Cosa è cambiato da allora?

Forse qualche conoscenza in più sull’efficacia di alcuni farmaci e integratori, ma l’evoluzione più rilevante è stata la crescita della consapevolezza del problema, nella comunità scientifica, tra i clinici e nelle donne stesse che, sempre di più, sentono il diritto di dar voce alle loro necessità.

In un recente passato molti disturbi dolorosi idiopatici, cioè di cui non si conosce una causa, venivano definiti psicosomatici. Di fatto le/i pazienti venivano liquidati o “scaricati” allo psicologo, considerati finti malati, malati immaginari o, peggio, responsabili dei loro stessi disturbi. Le donne che soffrono di dolore genito pelvico rientrano senz’altro tra le sfortunate pazienti che hanno spesso subito questa sorte.

Il cambiamento culturale promosso dalle stesse donne che soffrono di dolore genito pelvico riunite in associazioni è un motore fondamentale per il trattamento di queste patologie, che richiede un ruolo proattivo delle pazienti, una partecipazione attiva alle cure, un impegno costante negli esercizi fisioterapici e nella terapia psicosessuologica.

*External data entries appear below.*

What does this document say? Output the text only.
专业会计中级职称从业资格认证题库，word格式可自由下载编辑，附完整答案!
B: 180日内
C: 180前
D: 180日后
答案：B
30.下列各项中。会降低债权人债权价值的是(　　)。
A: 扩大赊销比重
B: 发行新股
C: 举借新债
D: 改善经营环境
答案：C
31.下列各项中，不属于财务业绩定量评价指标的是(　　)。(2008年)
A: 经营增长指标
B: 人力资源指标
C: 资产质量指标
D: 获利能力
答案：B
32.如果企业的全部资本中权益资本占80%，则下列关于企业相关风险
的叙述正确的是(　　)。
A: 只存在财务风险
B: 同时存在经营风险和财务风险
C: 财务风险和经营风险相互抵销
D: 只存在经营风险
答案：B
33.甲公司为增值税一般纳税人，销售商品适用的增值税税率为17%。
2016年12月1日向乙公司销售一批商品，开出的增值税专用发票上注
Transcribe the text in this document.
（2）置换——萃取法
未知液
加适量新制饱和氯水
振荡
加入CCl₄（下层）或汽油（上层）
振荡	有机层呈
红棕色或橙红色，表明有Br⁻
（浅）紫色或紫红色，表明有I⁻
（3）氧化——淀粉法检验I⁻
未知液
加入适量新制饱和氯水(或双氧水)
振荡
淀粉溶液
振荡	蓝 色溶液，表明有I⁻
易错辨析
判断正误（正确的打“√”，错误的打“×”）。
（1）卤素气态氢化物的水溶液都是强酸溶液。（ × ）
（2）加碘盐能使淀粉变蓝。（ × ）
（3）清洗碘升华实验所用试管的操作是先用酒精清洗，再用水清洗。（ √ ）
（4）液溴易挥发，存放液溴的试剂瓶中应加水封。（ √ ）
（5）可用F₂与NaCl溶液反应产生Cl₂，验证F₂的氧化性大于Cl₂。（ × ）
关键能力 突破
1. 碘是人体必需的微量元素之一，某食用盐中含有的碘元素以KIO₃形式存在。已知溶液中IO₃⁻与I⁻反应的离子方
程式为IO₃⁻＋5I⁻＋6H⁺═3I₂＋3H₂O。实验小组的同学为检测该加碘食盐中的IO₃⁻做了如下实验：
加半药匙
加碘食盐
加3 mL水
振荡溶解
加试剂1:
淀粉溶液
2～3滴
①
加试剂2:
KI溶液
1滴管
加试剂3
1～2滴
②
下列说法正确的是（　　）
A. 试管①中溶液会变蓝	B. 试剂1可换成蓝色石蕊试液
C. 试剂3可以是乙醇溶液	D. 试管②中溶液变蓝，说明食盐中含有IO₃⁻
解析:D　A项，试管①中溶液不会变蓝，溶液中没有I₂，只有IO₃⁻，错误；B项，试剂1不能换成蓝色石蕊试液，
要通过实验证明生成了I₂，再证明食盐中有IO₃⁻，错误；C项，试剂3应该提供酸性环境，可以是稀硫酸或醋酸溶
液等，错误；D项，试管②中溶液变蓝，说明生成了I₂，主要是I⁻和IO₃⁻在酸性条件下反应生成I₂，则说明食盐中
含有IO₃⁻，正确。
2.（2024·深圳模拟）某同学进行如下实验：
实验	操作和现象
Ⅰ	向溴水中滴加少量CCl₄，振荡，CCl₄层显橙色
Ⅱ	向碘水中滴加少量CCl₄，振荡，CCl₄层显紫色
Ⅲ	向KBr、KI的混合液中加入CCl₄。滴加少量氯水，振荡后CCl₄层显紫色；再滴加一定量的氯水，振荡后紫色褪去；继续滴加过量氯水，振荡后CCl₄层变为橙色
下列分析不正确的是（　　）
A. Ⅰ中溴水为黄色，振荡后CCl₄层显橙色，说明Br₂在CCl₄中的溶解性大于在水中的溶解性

Secondo la revisione aggiornata della letteratura scientifica, infatti, l’approccio vincente alle patologie legate al dolore genito pelvico continua ad essere l’approccio integrato: biopsicosociale.
Il dolore coinvolge diversi aspetti medici, somatici, psicologici e relazionali che devono essere presi in carico in modo integrato. E’ importante che l’approccio sia questo, sin dal processo di assessment che deve integrare l’analisi delle componenti fisiche, psicologiche, emotive e relazionali, considerando tutti i fattori di rischio: predisponenti, precipitanti, di mantenimento e di contesto.

Nonostante i grandi progressi fatti nel campo della medicina sessuale, si è visto che i trattamenti medici da soli falliscono nel 50% a causa della complessa interazione tra l’efficacia, la soddisfazione del trattamento, gli eventi sfavorevoli, le preoccupazioni, i costi e i fattori psicosociali che gravano sulla sfera sessuale. L’approccio biopsicosociale integrato rappresenta, ad oggi, la strada vincente per il trattamento delle problematiche sessuali.

Tra le cause predisponenti del dolore sessuale troviamo principalmente cause mediche: l’endometriosi, le neuropatie, status ormonali, terapie oncologiche, comorbilità con altre patologie come cistite interstiziale, fibromialgia, coliti, emicrania, fattori neurologici, muscoloscheletrici etc., ma, perché le terapie siano veramente efficaci, è importante considerare gli aspetti psicologici e relazionali che incidono nella percezione del dolore e nel mantenimento del problema. La consapevolezza di sé e del proprio corpo che nasce dall’integrazione della psicosessuologia e della fisioterapia alla terapia medica è la strada per il successo terapeutico.

Qualunque sia il tipo di dolore provato è importante non cadere nel tranello culturale che per le donne sia normale provare dolore sessuale e rivolgersi a professionisti che si occupino di queste problematiche e che lavorino con altri specialisti in modo integrato. E’ importante che ci sia una grande alleanza terapeutica, una estrema fiducia e collaborazione tra i clinici che prendono in carico la paziente, anche per affrontare insieme quelli che possono essere i momenti di sconforto nel procedere della terapia.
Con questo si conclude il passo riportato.